The Interventional Procedures Advisory Committee (IPAC) reconsidered this procedure in light of the HTA Programme-funded evaluation of the National Specialist Commissioning Advisory Group (NSCAG) service. The National Institute for Health and Clinical Excellence (NICE) has issued full guidance to the NHS in England, Wales, Scotland and Northern Ireland on stimulated graciloplasty for faecal incontinence.
This procedure is used to treat otherwise intractable faecal incontinence.
Stimulated graciloplasty involves the creation of a new anal sphincter using transposed gracilis muscle. The muscle is moved from the thigh and implanted with electrode from an electric pulse generator. The continuous current of the pulse generator gradually converts the skeletal muscle fibres of the gracilis into smooth muscles fibres, thus allowing sustained contraction of the new anus and producing continence to faeces.
The procedure can be performed in stages, or all at once. Generally it involves mobilising one or both gracilis muscles by detaching the muscles from the knee ligament. The muscle remains fastened to its pelvic attachments with the blood supply intact, but is brought up into the abdomen, where it is placed around the anus, which may be pre-existing but not functioning, or be created from other tissues such as colon pulled through after an operation such as abdominoperineal resection. The 'knee-end' of the gracilis is fastened to the contralateral pelvis. A pulse generator is implanted in the abdomen and electrodes are implanted in the gracilis.
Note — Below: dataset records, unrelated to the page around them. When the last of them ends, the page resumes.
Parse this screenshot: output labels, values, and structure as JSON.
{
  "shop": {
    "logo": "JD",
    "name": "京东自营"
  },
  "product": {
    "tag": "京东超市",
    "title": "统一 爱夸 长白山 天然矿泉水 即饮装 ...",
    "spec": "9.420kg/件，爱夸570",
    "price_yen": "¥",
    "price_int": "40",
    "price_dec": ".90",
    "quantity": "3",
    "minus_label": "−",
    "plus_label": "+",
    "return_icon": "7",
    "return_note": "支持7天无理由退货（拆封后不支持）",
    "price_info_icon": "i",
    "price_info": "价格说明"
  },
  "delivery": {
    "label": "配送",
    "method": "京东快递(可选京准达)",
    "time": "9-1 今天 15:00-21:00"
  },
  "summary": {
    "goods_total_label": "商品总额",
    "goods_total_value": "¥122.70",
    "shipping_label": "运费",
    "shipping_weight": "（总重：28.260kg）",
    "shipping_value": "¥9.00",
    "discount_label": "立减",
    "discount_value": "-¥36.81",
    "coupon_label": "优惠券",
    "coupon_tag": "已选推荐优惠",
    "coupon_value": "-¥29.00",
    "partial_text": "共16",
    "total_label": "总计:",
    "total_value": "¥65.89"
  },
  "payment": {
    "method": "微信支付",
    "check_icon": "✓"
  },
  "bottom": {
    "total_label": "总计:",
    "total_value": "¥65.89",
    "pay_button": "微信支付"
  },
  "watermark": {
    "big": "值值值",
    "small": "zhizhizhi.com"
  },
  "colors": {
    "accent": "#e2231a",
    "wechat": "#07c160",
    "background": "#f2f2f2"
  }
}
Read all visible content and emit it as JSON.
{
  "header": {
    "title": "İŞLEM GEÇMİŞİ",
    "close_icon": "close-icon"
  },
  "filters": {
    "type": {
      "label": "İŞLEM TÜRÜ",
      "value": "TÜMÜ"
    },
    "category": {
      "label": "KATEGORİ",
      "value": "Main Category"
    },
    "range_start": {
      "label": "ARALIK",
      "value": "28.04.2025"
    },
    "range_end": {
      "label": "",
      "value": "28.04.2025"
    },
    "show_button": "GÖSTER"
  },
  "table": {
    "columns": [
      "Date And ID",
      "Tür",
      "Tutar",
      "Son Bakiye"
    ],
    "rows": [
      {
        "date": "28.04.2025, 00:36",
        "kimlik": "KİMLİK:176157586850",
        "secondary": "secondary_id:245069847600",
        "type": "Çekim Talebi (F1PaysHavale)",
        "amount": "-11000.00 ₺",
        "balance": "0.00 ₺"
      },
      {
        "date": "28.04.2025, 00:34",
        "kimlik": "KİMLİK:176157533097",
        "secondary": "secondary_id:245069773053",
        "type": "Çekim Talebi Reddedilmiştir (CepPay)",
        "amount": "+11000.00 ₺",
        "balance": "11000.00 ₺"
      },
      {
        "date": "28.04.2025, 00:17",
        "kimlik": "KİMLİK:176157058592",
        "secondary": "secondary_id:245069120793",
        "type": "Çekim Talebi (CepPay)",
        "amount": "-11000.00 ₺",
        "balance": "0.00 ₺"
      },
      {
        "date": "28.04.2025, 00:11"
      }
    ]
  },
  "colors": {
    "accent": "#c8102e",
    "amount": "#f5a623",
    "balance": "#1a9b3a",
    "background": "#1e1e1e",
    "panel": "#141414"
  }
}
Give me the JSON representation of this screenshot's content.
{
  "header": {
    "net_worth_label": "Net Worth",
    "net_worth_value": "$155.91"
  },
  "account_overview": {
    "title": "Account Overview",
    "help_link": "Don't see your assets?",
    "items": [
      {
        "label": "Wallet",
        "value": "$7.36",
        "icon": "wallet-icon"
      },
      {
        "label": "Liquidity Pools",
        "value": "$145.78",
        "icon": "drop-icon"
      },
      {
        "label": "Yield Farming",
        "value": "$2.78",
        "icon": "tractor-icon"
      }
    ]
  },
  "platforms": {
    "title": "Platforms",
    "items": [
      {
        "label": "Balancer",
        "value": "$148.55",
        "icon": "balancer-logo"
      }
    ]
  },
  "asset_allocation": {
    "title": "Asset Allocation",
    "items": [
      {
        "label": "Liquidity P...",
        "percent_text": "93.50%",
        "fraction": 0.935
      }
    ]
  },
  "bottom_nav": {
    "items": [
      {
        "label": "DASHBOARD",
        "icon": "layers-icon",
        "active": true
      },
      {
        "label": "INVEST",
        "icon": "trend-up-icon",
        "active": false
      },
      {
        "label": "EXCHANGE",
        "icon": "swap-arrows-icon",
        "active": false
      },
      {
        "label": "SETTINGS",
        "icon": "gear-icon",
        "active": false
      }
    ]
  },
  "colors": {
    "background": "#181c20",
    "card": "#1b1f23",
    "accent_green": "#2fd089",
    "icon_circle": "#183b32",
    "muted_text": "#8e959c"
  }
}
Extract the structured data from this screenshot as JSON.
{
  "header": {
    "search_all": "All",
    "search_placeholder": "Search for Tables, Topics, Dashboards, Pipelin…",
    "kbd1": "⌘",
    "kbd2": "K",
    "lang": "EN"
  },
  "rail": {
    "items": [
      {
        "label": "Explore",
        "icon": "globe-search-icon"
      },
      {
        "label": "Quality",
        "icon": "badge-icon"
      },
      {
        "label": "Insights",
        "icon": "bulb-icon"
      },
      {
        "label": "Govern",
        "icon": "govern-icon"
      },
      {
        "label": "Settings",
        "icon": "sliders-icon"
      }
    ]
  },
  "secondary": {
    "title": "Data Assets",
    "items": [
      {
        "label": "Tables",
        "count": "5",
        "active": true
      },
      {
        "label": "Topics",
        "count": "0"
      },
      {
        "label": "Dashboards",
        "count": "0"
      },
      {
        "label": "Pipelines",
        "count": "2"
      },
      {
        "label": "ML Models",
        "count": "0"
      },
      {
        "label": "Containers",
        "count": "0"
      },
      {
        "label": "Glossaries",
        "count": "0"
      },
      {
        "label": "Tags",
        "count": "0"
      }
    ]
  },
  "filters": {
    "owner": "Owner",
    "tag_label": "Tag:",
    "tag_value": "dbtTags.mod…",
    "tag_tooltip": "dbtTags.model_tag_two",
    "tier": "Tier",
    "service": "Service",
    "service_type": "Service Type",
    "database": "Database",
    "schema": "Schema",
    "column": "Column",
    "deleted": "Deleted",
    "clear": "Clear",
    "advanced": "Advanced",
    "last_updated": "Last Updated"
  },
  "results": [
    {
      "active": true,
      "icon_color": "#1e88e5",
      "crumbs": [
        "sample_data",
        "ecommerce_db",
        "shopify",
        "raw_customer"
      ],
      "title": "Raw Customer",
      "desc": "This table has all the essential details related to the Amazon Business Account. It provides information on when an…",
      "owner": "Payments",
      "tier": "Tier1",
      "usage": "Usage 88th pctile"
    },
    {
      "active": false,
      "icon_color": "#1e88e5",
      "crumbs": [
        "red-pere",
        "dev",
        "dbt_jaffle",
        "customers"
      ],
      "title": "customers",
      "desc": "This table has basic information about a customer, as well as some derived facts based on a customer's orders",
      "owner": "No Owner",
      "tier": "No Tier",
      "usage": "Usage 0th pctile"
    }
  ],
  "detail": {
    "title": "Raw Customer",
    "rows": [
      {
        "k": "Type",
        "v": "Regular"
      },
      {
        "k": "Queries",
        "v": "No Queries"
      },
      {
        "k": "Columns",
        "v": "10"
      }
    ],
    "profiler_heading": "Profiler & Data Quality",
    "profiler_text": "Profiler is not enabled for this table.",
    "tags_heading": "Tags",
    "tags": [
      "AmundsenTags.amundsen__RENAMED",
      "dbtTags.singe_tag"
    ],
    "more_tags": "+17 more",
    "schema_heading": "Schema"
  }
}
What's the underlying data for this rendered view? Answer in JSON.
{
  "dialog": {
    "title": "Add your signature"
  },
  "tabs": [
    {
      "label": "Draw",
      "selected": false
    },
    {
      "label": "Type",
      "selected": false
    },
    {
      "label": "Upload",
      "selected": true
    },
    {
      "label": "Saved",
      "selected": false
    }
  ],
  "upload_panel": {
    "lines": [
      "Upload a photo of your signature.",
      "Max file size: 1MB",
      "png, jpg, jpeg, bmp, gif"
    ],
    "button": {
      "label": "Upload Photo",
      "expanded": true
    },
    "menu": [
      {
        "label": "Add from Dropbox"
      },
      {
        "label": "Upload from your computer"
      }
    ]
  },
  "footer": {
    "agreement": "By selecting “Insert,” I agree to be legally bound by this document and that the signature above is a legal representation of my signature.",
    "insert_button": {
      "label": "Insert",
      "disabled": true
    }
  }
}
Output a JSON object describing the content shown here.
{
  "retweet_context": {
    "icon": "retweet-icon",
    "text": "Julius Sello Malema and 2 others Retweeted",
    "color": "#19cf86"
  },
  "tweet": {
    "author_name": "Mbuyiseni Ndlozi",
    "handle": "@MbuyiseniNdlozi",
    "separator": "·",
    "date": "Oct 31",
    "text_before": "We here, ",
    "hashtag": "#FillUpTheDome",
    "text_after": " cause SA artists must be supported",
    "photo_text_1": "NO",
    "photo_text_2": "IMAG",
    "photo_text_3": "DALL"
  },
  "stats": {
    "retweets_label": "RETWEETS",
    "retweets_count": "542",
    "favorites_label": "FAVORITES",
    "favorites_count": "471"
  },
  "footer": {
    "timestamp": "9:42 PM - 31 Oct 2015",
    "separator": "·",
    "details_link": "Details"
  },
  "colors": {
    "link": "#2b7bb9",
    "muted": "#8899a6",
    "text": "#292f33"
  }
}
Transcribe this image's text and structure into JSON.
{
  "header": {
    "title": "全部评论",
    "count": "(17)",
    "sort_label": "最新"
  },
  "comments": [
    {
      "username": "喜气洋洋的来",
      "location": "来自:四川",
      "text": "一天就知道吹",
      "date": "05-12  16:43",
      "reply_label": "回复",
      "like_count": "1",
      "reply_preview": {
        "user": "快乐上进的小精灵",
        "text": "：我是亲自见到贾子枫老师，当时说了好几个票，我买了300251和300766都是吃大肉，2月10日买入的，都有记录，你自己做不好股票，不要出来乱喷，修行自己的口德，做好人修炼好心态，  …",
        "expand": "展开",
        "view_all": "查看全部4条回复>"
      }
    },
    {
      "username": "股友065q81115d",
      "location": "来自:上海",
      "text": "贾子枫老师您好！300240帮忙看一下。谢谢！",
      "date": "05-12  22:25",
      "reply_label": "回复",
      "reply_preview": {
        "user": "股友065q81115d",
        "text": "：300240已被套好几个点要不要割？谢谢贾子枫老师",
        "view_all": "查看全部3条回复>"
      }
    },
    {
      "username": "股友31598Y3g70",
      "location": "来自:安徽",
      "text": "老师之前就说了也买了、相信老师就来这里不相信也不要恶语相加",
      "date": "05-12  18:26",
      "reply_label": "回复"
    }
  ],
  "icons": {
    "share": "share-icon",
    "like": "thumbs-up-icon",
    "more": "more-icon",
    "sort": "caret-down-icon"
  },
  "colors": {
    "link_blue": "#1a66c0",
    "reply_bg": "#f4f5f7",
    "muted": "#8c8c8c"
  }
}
Training of the gracilis begins some weeks after the operation, with the periods that the pulse generator is switched on gradually increasing until the conversion of the gracilis fibres from skeletal to smooth muscle is largely completed.
The standard intervention for otherwise intractable faecal incontinence is colostomy.
This guidance represents the view of NICE, arrived at after careful consideration of the evidence available. When exercising their judgement, healthcare professionals are expected to take this guidance fully into account. However, the guidance does not override the individual responsibility of healthcare professionals to make decisions appropriate to the circumstances of the individual patient, in consultation with the patient and/or guardian or carer.
Commissioners and/or providers have a responsibility to implement the guidance, in their local context, in light of their duties to have due regard to the need to eliminate unlawful discrimination, advance equality of opportunity, and foster good relations. Nothing in this guidance should be interpreted in a way that would be inconsistent with compliance with those duties.